Conflicted

It’s a shame to think that I will never graduate college. I’ll never get a degree or kickstart my career. I’ll never- Let’s not dwell on what I’m never going to get to do. Instead, let’s focus on what I’m choosing not do to.

I have a brain tumor the size of Texas pressing deep into my frontal lobe. It’s inoperable, and the doctors say that it’s unlikely I will live more than a few weeks. The funny thing is that I suspected this to happen. Everything in my life was too good to be true, and the other shoe has finally dropped- right on my head.

No one aside from me knows that I am fated to die before my 21st birthday, and I am definitely not about to tell them. My girlfriend thinks that everything is fine because I told her as much. I know what you’re probably thinking, but what was I supposed to do? Was I supposed to tell her that her nagging me about going to the doctor for the last year wasn’t for nothing? I’ll pass on that one; she can save the “I told you so” for my funeral.

I can’t bring myself to tell my parents because I’m not entirely sure they’ll care. The foster system really knows how to pick them. Once I turned eighteen and the checks stopped rolling in, it was “see ya, Jeff!” You can see why I refuse to waste my now limited time telling them. Hell, they’d probably end up finding a way to kill me just so they could get my life insurance sooner. Headlines would read “local college student slain by foster parents for a mere $1,500.” Tragic.
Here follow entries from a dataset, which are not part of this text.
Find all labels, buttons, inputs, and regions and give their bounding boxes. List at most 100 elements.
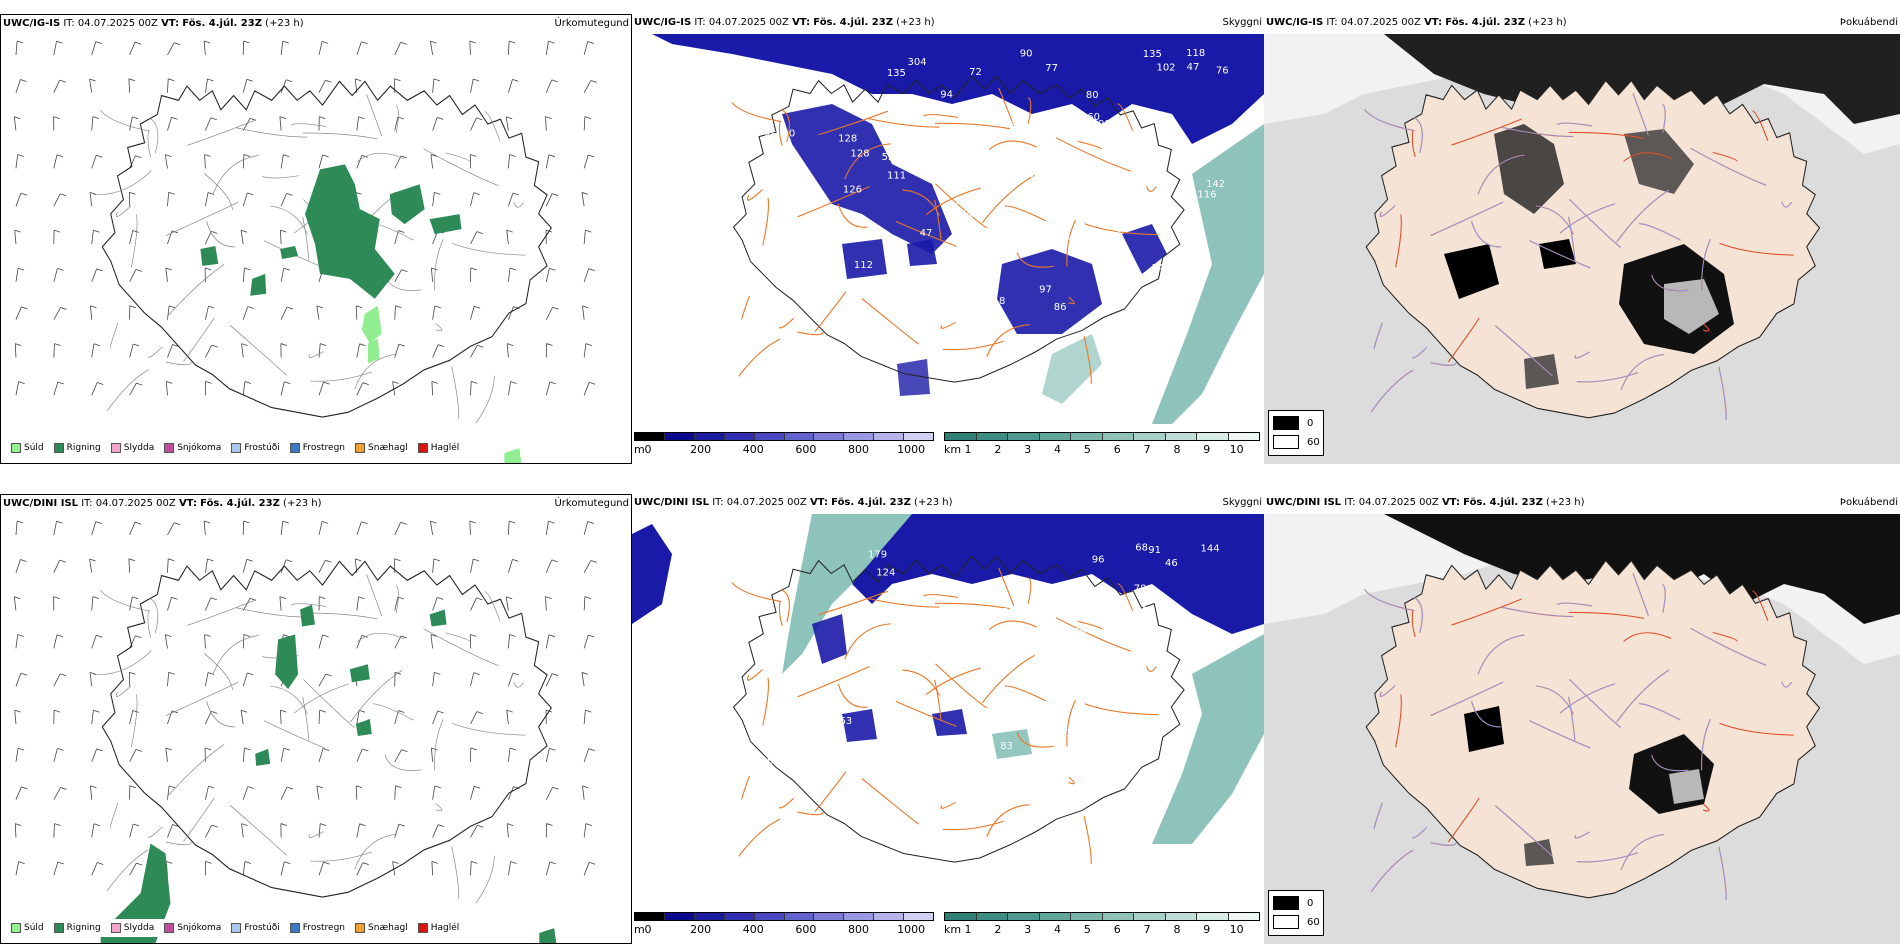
cloud-base-label: 97 xyxy=(1039,284,1052,295)
wind-barb-flag xyxy=(358,116,365,120)
map-line xyxy=(308,351,324,358)
legend-item-slydda: Slydda xyxy=(110,443,154,453)
map-line xyxy=(1471,221,1502,248)
map-line xyxy=(738,818,781,857)
wind-barb xyxy=(470,192,475,207)
wind-barb xyxy=(15,634,19,649)
colorbar-swatch xyxy=(1039,433,1071,440)
wind-barb xyxy=(318,823,321,838)
wind-barb xyxy=(470,231,478,245)
cloud-base-label: 122 xyxy=(1124,754,1143,765)
map-line xyxy=(302,216,310,261)
wind-barb-flag xyxy=(584,596,591,600)
colorbar-swatch xyxy=(904,913,934,920)
cloud-base-label: 96 xyxy=(1049,176,1062,187)
wind-barb xyxy=(280,193,287,207)
wind-barb-flag xyxy=(97,862,104,865)
map-line xyxy=(1027,577,1032,604)
wind-barb xyxy=(318,634,323,649)
init-time: 04.07.2025 00Z xyxy=(726,497,807,508)
wind-barb xyxy=(432,117,438,131)
cloud-base-label: 499 xyxy=(1149,216,1168,227)
map-line xyxy=(942,820,1004,831)
wind-barb-flag xyxy=(552,786,559,790)
wind-barb xyxy=(241,343,244,358)
cloud-base-label: 90 xyxy=(789,739,802,750)
map-line xyxy=(1495,805,1553,857)
wind-barb-flag xyxy=(285,559,293,563)
map-line xyxy=(780,109,790,142)
wind-barb-flag xyxy=(53,229,61,233)
wind-barb-flag xyxy=(135,635,142,639)
colorbar-tick-label: 8 xyxy=(1173,923,1181,936)
wind-barb-flag xyxy=(546,343,553,346)
wind-barb-flag xyxy=(549,267,556,271)
map-line xyxy=(356,152,405,163)
wind-barb xyxy=(470,786,475,800)
map-line xyxy=(988,620,1037,631)
wind-barb-flag xyxy=(506,596,513,600)
legend-item-haglel: Haglél xyxy=(417,443,459,453)
map-line xyxy=(1477,634,1525,675)
iceland-outline xyxy=(732,75,1185,383)
cloud-base-label: 60 xyxy=(1087,112,1100,123)
wind-barb xyxy=(356,41,362,56)
cloud-base-label: 106 xyxy=(1067,627,1086,638)
colorbar-swatch xyxy=(904,433,934,440)
map-line xyxy=(366,574,383,617)
wind-barb-flag xyxy=(588,268,595,272)
map-line xyxy=(1430,201,1504,236)
wind-barb-flag xyxy=(398,343,405,347)
wind-barb xyxy=(318,862,324,876)
wind-barb xyxy=(53,193,61,207)
colorbar-tick-label: 1 xyxy=(964,923,972,936)
map-line xyxy=(149,117,159,154)
map-line xyxy=(291,603,327,607)
wind-barb-flag xyxy=(506,116,513,120)
wind-barb-flag xyxy=(359,343,366,347)
wind-barb-flag xyxy=(246,558,253,562)
wind-barb xyxy=(394,344,400,358)
wind-barb-flag xyxy=(431,381,439,384)
wind-barb xyxy=(583,343,587,358)
colorbar-ticks: 1 2 3 4 5 6 7 8 9 10 xyxy=(965,443,1260,456)
wind-barb-flag xyxy=(470,267,477,271)
cloud-base-label: 107 xyxy=(1069,248,1088,259)
cloud-base-label: 31 xyxy=(1135,605,1148,616)
wind-barb-flag xyxy=(208,785,215,789)
cloud-base-label: 108 xyxy=(957,208,976,219)
colorbar-swatch xyxy=(874,433,905,440)
map-line xyxy=(925,667,982,695)
wind-barb xyxy=(470,597,477,611)
fog-map-svg xyxy=(1264,34,1900,464)
wind-barb xyxy=(470,711,478,725)
wind-barb xyxy=(90,305,93,320)
map-line xyxy=(484,591,501,622)
visibility-map: 86 135 112 128 130 97 116 111 108 122 78 85 115 78 166… xyxy=(632,34,1264,424)
precip-type-legend: Súld Rigning Slydda Snjókoma Frostúði Fr… xyxy=(7,439,464,457)
map-line xyxy=(183,797,215,842)
wind-barb-flag xyxy=(134,521,142,525)
map-line xyxy=(741,775,750,800)
wind-barb xyxy=(91,635,97,649)
wind-barb xyxy=(91,748,98,762)
visibility-colorbar: km 1 2 3 4 5 6 7 8 9 10 xyxy=(944,432,1260,456)
wind-barb xyxy=(53,823,55,838)
wind-barb xyxy=(356,343,360,358)
lead-time: (+23 h) xyxy=(283,498,322,509)
wind-barb xyxy=(242,786,249,800)
wind-barb xyxy=(356,635,363,649)
wind-barb xyxy=(164,634,168,649)
wind-barb-flag xyxy=(469,520,476,524)
wind-barb xyxy=(280,861,285,876)
map-line xyxy=(475,855,495,904)
map-line xyxy=(423,148,499,186)
wind-barb-flag xyxy=(96,634,103,638)
wind-barb xyxy=(240,710,244,725)
wind-barb-flag xyxy=(589,381,596,385)
colorbar-swatch xyxy=(844,913,875,920)
wind-barb-flag xyxy=(128,78,135,82)
colorbar-tick-label: 5 xyxy=(1083,923,1091,936)
map-line xyxy=(867,117,940,128)
map-line xyxy=(1451,598,1522,626)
There’s not really anyone else who would be affected by my death. Sure, I’ve made friends but not the kind you’d want to say a proper goodbye to. I don’t even think they would attend my funeral, and I’m okay with that. What’s with funerals, anyway? It’s a weird concept: standing around a 6-foot hole and watching a box that holds the corpse of your dead relative be buried. Like I said, it’s weird.

I’m standing on the edge of the Brooklyn Bridge looking down into the blue abyss. A bird swoops down into my eye-line, and I catch myself wondering what it would be like to fly. Maybe I’ll be a bird in my next life, so I can fly around shitting on every abusive foster father in the entire world. My hand slips from the guard rail, and my balance nearly escapes me. Would that really be so bad? I mean, I should just kill myself instead of taking the air some other bloke needs for the next few weeks, right? Tell me, what would you do?